The Federal Reserve took aggressive steps to ease what it called "temporary disruptions" in Treasuries, flooding the market with liquidity and widening its purchases of U.S. government securities in a measure that recalls the quantitative easing it used during the financial crisis.
The Federal Reserve Bank of New York said in a statement that the "changes are being made to address highly unusual disruptions in Treasury financing markets associated with the coronavirus outbreak" and had been done at the direction of Fed Chairman Jerome Powell in consultation with the Federal Open Market Committee.
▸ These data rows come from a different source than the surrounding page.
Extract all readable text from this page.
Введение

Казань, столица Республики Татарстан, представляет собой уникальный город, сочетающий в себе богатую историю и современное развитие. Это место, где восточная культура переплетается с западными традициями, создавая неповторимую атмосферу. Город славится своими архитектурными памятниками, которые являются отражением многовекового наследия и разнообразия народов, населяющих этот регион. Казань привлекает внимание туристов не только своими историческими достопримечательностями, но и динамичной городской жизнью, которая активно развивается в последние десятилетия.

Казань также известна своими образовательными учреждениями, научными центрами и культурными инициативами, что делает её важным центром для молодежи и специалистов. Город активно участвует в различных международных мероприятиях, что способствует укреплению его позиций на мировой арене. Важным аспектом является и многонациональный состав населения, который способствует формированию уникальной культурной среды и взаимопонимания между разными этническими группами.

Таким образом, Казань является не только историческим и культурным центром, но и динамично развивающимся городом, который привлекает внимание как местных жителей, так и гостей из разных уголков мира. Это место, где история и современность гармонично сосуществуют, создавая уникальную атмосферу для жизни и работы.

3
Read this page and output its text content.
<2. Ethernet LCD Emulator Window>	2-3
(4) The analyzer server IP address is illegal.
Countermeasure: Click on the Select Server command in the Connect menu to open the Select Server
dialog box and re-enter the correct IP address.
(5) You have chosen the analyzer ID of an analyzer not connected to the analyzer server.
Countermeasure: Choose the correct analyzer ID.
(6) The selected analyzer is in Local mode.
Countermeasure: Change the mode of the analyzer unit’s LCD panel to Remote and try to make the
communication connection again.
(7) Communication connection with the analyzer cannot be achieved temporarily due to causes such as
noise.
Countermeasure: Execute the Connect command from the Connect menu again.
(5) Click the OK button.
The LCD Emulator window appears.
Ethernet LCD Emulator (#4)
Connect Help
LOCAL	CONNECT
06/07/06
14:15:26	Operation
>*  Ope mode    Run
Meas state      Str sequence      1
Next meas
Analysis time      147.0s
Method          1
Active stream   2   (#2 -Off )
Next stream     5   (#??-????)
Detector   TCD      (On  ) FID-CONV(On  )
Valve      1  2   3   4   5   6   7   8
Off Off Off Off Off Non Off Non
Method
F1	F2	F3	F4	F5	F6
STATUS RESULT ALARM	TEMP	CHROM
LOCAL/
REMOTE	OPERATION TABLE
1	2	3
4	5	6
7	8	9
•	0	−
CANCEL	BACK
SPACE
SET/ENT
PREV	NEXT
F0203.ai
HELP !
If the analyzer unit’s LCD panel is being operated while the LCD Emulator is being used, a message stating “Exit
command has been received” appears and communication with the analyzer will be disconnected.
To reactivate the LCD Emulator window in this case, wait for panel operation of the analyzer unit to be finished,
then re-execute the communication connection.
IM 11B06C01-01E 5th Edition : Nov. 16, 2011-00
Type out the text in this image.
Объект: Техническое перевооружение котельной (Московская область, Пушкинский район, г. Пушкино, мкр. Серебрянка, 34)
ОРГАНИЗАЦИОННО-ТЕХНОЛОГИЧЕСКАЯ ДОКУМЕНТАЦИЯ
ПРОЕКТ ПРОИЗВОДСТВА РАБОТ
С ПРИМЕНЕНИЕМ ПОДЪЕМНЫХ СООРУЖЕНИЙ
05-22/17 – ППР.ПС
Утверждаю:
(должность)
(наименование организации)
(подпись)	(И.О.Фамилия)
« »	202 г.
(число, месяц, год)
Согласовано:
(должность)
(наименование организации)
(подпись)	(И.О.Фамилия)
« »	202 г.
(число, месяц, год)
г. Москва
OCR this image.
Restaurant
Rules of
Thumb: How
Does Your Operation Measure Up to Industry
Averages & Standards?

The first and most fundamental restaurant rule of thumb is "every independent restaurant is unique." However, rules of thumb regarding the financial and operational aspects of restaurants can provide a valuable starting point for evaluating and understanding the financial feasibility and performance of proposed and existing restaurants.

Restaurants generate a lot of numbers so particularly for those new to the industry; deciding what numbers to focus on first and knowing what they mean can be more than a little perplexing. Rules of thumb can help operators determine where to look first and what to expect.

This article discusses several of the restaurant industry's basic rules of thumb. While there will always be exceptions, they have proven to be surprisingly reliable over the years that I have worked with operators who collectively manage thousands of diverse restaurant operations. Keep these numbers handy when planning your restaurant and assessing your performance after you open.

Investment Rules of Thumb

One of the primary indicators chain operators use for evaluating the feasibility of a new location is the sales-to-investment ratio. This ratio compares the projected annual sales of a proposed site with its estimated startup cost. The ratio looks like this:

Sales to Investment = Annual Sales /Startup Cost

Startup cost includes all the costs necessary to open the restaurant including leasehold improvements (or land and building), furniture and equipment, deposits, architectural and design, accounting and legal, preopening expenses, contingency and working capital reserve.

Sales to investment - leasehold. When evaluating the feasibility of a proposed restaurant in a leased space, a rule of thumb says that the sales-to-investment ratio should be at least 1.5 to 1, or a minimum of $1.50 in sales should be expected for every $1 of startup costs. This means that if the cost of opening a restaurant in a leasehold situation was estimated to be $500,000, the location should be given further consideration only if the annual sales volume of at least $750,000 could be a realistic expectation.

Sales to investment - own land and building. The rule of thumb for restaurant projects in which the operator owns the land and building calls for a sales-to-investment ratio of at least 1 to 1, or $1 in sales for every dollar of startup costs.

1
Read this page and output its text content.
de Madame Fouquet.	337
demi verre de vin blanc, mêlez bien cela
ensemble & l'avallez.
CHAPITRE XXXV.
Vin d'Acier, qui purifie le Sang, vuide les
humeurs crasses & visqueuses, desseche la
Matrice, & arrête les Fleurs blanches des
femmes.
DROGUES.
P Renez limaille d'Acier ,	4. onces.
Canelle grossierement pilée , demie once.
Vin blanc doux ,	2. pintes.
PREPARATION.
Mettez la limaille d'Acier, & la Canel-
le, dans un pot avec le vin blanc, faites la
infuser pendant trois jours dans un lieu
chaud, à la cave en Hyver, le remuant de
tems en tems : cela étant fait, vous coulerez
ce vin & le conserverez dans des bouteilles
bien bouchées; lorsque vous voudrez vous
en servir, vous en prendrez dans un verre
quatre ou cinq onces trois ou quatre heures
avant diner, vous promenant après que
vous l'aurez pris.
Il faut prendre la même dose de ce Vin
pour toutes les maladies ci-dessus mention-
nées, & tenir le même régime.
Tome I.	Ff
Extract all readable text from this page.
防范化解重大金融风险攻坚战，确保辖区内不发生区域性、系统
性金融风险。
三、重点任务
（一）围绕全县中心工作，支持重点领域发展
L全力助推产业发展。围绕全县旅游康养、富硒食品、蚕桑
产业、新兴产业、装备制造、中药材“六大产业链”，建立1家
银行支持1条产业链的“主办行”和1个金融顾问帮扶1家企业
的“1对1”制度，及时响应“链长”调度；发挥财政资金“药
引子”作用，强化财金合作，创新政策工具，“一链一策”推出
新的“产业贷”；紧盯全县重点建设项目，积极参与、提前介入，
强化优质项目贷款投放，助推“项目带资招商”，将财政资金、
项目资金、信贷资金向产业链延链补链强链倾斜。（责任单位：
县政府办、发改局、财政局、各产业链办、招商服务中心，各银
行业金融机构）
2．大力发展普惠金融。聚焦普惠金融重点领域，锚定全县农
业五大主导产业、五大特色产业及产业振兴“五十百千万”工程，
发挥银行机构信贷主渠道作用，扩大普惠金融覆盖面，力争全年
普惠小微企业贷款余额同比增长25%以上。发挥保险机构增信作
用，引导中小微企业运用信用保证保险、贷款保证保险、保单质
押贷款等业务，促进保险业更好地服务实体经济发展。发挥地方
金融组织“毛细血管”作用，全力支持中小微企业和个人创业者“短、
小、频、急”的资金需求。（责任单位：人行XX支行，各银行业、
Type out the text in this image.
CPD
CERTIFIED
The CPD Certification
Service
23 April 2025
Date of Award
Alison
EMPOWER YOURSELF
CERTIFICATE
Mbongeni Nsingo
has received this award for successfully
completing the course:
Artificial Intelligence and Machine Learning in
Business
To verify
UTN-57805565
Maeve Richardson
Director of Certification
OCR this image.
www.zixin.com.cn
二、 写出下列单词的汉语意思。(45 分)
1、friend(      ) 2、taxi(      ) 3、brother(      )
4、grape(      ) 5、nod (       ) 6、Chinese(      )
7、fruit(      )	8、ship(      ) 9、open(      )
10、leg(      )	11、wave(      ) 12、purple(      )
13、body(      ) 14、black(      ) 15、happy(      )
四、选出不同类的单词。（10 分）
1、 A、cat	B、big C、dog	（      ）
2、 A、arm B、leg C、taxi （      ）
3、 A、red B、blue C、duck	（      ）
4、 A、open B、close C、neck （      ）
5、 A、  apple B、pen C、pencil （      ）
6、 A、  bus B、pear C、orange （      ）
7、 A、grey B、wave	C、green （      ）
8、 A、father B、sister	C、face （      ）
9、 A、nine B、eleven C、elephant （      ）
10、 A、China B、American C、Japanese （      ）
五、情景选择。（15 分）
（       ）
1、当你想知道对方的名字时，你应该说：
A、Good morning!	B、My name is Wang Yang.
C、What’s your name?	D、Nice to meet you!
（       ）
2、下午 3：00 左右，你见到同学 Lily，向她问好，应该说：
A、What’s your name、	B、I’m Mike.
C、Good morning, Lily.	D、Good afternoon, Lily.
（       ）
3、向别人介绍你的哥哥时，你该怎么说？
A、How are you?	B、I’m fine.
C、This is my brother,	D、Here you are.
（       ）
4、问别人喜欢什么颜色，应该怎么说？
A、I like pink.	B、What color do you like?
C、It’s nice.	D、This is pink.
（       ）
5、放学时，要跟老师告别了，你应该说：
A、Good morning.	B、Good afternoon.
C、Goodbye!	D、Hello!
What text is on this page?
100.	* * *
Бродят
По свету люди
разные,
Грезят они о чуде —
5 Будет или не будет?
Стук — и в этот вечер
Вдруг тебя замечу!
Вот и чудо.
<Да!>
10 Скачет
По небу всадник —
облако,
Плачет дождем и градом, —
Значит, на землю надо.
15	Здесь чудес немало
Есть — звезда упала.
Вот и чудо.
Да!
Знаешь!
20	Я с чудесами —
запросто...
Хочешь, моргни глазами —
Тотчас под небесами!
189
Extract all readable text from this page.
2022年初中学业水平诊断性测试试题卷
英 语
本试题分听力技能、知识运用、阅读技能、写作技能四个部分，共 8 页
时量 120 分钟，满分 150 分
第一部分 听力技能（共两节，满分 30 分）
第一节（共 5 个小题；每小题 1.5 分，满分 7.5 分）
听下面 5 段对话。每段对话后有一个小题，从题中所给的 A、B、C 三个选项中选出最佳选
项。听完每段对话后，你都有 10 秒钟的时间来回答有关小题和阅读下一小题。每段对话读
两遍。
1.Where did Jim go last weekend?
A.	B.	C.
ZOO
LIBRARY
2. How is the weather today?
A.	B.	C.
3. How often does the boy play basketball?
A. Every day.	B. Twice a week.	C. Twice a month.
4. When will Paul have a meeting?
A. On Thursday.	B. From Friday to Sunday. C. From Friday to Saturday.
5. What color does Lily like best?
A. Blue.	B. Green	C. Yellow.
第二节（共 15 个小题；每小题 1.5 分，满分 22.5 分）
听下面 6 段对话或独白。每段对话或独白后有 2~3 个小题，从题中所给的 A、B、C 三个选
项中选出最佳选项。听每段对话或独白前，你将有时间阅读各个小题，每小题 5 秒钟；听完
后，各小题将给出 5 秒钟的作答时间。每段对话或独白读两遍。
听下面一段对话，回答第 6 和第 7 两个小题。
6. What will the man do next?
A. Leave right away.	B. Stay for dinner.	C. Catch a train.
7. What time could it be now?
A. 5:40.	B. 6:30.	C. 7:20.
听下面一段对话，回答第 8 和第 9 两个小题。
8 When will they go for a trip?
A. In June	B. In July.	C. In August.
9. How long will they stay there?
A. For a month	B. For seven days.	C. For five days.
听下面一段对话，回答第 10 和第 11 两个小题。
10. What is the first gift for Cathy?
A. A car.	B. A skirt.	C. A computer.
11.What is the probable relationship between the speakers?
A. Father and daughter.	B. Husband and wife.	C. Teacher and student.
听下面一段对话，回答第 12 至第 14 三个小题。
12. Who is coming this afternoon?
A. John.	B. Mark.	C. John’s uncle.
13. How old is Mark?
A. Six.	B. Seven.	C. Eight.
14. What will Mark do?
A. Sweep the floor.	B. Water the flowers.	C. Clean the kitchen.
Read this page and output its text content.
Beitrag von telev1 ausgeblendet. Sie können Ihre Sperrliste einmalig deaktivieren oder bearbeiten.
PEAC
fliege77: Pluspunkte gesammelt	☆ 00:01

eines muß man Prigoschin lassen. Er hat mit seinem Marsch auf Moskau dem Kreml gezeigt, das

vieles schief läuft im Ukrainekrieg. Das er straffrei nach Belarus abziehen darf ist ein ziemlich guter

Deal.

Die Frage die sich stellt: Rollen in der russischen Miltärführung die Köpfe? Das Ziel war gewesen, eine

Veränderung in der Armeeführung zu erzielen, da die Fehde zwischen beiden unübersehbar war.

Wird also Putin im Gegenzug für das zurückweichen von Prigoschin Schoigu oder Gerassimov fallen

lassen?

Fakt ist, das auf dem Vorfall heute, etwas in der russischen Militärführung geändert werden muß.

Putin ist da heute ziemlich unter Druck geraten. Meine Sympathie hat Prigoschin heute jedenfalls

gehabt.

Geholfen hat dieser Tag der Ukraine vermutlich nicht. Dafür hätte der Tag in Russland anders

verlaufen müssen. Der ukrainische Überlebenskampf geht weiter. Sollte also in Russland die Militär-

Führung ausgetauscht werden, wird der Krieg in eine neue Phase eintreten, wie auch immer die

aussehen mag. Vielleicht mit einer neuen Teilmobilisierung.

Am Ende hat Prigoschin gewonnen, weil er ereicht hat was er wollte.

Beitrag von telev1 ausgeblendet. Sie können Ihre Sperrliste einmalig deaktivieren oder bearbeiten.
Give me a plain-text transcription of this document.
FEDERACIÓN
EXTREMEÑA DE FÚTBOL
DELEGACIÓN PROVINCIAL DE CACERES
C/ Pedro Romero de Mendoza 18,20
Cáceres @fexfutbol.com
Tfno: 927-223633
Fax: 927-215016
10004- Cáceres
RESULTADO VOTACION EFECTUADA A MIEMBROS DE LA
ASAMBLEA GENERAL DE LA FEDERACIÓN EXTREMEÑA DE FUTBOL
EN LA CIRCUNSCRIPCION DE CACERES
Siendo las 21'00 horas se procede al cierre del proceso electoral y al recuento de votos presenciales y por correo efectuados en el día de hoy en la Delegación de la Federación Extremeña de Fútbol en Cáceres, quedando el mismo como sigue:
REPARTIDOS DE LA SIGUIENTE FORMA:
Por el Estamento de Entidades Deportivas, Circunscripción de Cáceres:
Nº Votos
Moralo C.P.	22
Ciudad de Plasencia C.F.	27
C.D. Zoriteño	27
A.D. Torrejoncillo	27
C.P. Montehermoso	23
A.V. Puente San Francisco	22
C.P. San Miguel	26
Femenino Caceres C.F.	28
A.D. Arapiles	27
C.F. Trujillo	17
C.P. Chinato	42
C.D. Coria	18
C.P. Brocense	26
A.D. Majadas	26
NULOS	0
Under the Fed's existing program to buy $60 billion a month in securities, the purchases will be widened to include coupon-bearing notes across a range of maturities to match the maturity composition of the Treasury market, it said.
U.S. stocks initially pared losses after the surprise announcement but then resumed their decline, with investors unsure if the move will be sufficient to shelter the economy from the outbreak's fallout — and still waiting for a robust U.S. government response.
"This is a full-blown crisis response operation, intended to make it abundantly clear that the Fed will not allow liquidity to dry up," said Ian Shepherdson, chief economist of Pantheon Macroeconomics. "We expect the Fed to purchase $60 billion of securities across the spectrum for the foreseeable future: QE4 is here."
In addition, the New York Fed offered $500 billion in a three-month repo operation and said it would repeat the exercise tomorrow, along with another $500 billion in a one-month operation, and continue on a weekly basis for the rest of the monthly calendar. This adds a massive jolt of liquidity to financial markets that will also expand the Fed's balance sheet for the duration of the operations.
The Fed has been under increasing pressure to act as investors lost faith in the U.S. government's ability to quickly produce a coherent policy plan after President Donald Trump addressed the nation Wednesday with few details on fiscal stimulus measures, but restrictions on travel from Europe to the U.S. that deepened the sense of alarm.
"President Trump set out to calm everyone's concerns, and he added fuel to the fire," said Jack Ablin, chief investment officer of Cresset Capital Management, a Chicago-based wealth-management firm. "Right now, if you look at the technicals, we had finally slipped into what I'd call panic."
U.S. central bankers delivered an emergency half percentage-point cut last week and were expected to move again when they meet on March 17-18 in Washington, if not sooner, with some economists predicting they could slash rates to zero from 1% to 1.25% at the moment.
"Fed did its part today of helping with market functioning," said Priya Misra, head of rates strategy at TD Securities. "We still need the fiscal help."